Now that 2013 has wound to a close, people are making resolutions to change habits, diets, exercise patterns, the works. It’s as common for resolutions to be made as for the ball to come down at 11:59 every December 31st. People are also making declarations of living for themselves, making positive changes, etc. I suppose I’m one of those people. 2013 was not a great year, but not the worst. It was the year I was finally diagnosed with bipolar after years of suffering and it was a year marked by mistreating myself. So I guess my resolution or affirmation is to continue to take better care of myself.
I vow to make 2014 a more positive year. Both in my life, and in the blogosphere. I’ve been too caught up in appearances and stats and knowing the right people, losing sight of the fact that I started my blog to be an outlet and aid to myself and others. My diagnosis has brought up a desire to learn more about the disorder, to really own it before it owns me. I’m reaching out to the blogosphere, both for help in dealing with the disorder on my own, but also so others can learn and grow as well.

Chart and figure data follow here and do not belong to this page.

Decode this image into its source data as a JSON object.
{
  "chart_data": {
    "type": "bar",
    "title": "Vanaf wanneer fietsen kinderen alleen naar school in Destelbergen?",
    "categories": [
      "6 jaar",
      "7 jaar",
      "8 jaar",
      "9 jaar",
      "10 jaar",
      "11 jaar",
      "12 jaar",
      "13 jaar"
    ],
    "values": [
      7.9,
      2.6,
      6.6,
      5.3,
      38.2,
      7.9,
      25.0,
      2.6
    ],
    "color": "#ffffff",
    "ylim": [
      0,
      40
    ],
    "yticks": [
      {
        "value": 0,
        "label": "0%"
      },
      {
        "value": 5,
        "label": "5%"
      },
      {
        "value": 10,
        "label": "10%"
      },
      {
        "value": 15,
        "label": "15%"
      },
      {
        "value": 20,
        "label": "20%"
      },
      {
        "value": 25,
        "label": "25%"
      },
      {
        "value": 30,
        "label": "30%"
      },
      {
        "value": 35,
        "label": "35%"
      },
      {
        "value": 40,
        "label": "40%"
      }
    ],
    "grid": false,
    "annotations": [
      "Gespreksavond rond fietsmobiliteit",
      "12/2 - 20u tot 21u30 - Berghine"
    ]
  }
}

In focusing more on becoming a voice of bipolar, I’m also becoming more of an advocate for myself in the process. 2014 for me will be a year of focusing on myself and my wellness and helping others.
One of my resolutions is to reduce negativity, mostly towards myself. Being good to myself means I’m able to be better to others. I also resolve to put myself before others, which sounds insanely selfish, but seeing as I’ve never done that in all 30+ years of my life, it needs to be done. Making sure my self care is a priority will have a positive impact on all aspects of my life. At my job, I take care of other people all day every day. I need to reverse that as soon as I walk out of the hospital. My first goal of 2014 is to get my self care in order. I have an appointment with both my psychiatrist and my regular doctor, so a self care plan will be hammered out shortly. Once that’s in order, it is time to help heal others as I heal myself. I’m reaching out to other bloggers, other bipolar writers and trying to bring more understanding to the subject of bipolar.
My final resolution is to love myself, unconditionally and without question. This is where the resolution becomes an affirmation as I plan to focus on what I love about myself rather than what I don’t love daily. I will remind myself daily that I’m worthy of so much more. It’s time to be kind to myself and see how it ripples through all my relationships.